Non-strict memoization

I’ve written a few posts about functional memoization. In one of them, Luke Palmer commented that the memoization methods are correct only for strict functions, which I had not noticed before. In this note, I correct this flaw, extending correct memoization to non-strict functions as well. The semantic notion of least upper bound (which can be built of unambiguous choice) plays a crucial role.

Edits:

  • 2010-07-13: Fixed the non-strict memoization example to use an argument of undefined (⊥) as intended.
  • 2010-07-23: Changed spelling from “nonstrict” to the much more popular “non-strict”.
  • 2011-02-16: Fixed minor typo. (“constraint on result” → “constraint on the result type”)

What is memoization?

In purely functional programming, applying a function to equal arguments gives equal results. However, the second application is as costly as the first one. The idea of memoization, invented by Donald Michie in the 1960s, is to cache the results of applications and reuse those results in subsequent applications. Memoization is a handy technique to know, as it can dramatically reduces expense while making little impact on an algorithm’s simplicity.

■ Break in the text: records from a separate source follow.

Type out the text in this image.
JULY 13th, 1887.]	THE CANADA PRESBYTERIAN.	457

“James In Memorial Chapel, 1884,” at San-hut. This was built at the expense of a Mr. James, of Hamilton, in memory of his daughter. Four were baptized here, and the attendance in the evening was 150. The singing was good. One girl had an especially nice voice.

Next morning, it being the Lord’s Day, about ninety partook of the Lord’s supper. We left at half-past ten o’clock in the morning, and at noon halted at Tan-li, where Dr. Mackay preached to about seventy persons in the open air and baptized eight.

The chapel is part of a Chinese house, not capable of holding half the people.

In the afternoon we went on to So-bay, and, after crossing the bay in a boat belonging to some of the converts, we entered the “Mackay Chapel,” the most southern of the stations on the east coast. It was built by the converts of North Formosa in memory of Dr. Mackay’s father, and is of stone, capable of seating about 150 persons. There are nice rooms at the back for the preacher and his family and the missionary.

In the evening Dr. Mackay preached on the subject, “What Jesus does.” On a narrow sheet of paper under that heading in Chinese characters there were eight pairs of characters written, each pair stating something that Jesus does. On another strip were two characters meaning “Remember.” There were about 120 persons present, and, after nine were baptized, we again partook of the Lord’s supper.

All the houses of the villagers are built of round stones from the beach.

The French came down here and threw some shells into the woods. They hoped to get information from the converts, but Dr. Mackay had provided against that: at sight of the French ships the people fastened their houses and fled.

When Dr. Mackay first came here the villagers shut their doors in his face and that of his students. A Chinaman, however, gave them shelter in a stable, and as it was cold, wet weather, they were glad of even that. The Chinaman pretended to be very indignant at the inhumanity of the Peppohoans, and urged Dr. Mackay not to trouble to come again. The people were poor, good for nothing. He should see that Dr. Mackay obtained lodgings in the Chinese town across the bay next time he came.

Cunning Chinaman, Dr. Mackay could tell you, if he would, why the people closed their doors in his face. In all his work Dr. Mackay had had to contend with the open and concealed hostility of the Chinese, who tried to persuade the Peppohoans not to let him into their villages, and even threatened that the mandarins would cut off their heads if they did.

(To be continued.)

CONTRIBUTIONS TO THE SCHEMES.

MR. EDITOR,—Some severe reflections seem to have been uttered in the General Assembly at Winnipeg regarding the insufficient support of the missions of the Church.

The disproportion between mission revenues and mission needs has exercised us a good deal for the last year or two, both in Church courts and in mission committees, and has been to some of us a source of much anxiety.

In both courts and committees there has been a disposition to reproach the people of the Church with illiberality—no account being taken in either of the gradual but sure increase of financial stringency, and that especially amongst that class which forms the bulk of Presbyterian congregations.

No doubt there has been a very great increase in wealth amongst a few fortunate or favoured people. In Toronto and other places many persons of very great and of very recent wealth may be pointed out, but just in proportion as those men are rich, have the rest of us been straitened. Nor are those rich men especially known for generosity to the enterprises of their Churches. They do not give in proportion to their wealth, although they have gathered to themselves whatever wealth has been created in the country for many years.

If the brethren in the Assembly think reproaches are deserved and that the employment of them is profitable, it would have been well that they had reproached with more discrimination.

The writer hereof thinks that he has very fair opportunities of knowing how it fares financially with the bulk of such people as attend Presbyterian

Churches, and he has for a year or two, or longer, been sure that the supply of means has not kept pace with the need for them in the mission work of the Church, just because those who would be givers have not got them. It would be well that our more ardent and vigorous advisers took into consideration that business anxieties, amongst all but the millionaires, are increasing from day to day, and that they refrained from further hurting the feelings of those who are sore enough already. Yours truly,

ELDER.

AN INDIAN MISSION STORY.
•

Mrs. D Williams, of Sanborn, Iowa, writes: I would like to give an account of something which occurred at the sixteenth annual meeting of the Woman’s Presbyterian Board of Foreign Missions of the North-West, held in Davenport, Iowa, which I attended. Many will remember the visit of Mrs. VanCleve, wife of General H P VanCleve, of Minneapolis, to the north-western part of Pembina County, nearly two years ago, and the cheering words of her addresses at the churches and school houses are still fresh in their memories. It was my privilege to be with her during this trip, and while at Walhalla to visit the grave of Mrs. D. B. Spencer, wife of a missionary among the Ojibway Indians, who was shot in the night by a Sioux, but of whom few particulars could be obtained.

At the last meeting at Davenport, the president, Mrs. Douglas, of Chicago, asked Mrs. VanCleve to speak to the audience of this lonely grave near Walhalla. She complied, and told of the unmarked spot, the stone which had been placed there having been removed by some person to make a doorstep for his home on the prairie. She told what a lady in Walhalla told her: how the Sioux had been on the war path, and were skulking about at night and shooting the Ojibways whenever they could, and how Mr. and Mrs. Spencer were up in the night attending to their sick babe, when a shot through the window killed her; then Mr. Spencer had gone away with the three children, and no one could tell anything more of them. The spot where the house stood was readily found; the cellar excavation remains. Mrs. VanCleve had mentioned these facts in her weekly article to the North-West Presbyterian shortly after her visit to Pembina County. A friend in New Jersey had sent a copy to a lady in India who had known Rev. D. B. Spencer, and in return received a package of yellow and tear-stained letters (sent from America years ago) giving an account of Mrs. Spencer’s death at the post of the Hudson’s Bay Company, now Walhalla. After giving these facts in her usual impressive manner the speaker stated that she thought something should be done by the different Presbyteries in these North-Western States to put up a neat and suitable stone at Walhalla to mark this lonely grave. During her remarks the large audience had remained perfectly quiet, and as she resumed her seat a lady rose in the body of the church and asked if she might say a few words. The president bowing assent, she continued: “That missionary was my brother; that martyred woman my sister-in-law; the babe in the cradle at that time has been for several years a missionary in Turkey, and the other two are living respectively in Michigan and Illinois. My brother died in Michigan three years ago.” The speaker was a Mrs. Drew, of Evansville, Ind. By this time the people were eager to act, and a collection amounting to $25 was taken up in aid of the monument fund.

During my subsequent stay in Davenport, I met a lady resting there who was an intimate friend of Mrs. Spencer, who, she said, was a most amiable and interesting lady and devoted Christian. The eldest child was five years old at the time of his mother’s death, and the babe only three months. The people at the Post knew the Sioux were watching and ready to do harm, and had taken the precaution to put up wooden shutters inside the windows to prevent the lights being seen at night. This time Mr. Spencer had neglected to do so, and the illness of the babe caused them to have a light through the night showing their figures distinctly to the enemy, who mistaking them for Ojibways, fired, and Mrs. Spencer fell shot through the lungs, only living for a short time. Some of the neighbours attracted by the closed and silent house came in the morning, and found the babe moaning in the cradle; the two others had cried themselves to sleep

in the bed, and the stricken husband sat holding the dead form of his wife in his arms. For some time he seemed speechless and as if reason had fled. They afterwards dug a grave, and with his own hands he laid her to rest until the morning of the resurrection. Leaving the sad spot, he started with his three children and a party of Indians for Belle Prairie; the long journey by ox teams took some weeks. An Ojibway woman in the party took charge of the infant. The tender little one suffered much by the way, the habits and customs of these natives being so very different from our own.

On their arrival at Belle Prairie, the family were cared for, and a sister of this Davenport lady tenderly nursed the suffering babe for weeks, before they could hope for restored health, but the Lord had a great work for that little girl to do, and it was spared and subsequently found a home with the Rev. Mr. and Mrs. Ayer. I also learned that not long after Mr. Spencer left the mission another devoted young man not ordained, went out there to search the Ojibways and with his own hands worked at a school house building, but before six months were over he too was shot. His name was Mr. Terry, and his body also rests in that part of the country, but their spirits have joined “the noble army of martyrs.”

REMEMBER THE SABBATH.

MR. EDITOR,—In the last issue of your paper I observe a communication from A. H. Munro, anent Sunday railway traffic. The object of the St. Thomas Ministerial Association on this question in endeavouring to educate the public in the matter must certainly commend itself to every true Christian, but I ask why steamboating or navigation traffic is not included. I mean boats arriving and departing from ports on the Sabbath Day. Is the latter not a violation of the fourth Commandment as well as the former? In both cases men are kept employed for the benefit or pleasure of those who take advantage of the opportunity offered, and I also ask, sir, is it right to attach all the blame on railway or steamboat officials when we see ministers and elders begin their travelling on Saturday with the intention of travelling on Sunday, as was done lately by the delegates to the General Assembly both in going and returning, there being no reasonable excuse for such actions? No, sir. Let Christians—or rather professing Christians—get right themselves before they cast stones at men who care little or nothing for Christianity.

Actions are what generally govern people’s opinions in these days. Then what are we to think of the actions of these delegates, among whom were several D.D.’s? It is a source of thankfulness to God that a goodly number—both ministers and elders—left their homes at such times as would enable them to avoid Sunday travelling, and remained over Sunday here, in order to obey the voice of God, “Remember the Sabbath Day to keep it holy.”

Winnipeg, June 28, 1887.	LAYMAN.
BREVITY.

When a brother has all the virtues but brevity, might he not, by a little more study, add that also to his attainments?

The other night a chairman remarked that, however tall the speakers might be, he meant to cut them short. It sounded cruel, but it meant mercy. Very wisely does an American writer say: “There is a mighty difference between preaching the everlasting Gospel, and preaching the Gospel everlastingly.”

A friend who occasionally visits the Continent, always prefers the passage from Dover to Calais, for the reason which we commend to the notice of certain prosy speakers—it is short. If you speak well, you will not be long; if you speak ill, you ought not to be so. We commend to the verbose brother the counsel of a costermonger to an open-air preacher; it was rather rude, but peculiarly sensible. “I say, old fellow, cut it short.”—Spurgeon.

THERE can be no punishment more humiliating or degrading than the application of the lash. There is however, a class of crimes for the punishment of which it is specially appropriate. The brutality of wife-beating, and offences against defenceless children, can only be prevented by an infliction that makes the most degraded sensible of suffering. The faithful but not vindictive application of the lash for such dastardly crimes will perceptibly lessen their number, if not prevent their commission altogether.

Early implementations of memoization were imperative. Some sort of table (e.g., a hash table) is initialized as empty. Whenever the memoized function is applied, the argument is looked up in the table. If present, the corresponding result is returned. Otherwise, the original function is applied to the argument, and the result is stored in the table, keyed by the argument.

Functional memoization

Can memoization be implemented functionally (without assignment)? One might argue that it cannot, considering that we want the table structure to get filled in destructively, as the memoized function is sampled.

However, this argument is flawed (like many informal arguments of impossibility). Although we want a mutation to happen, we needn’t ask for one explicitly. Instead, we can exploit the mutation that happens inside the implementation of laziness.

For instance, consider memoizing a function of booleans:

memoBool :: (Bool -> b) -> (Bool -> b)

In this case, the “table” can simply be a pair, with one slot for the argument False and one for True:

type BoolTable a = (a,a)
 
memoBool f = lookupBool (f False, f True)
 
lookupBool :: BoolTable b -> Bool -> b
lookupBool (f,_) False = f
lookupBool (_,t) True  = t

For instance, consider this simple function and a memoized version:

f1 b = if b then 3 else 4
 
s1 = memoBool f1

The memo table will be (f False, f True), i.e., (4,3). Checking that s1 is equivalent to f1:

s1 False ≡ lookupBool (4,3) False ≡ 4 ≡ f1 False
s1 True  ≡ lookupBool (4,3) True  ≡ 3 ≡ f1 True

Other argument types have other table representations, and these table types can be defined systematically and elegantly.

Now, wait a minute! Building an entire table up-front doesn’t sound like the incremental algorithm Richie invented, especially considering that the domain type can be quite large and even infinite. However, in a lazy language, incremental construction of data structures is automatic and pervasive, and infinite data structures are bread & butter. So the computing and updating doesn’t have to be expressed imperatively.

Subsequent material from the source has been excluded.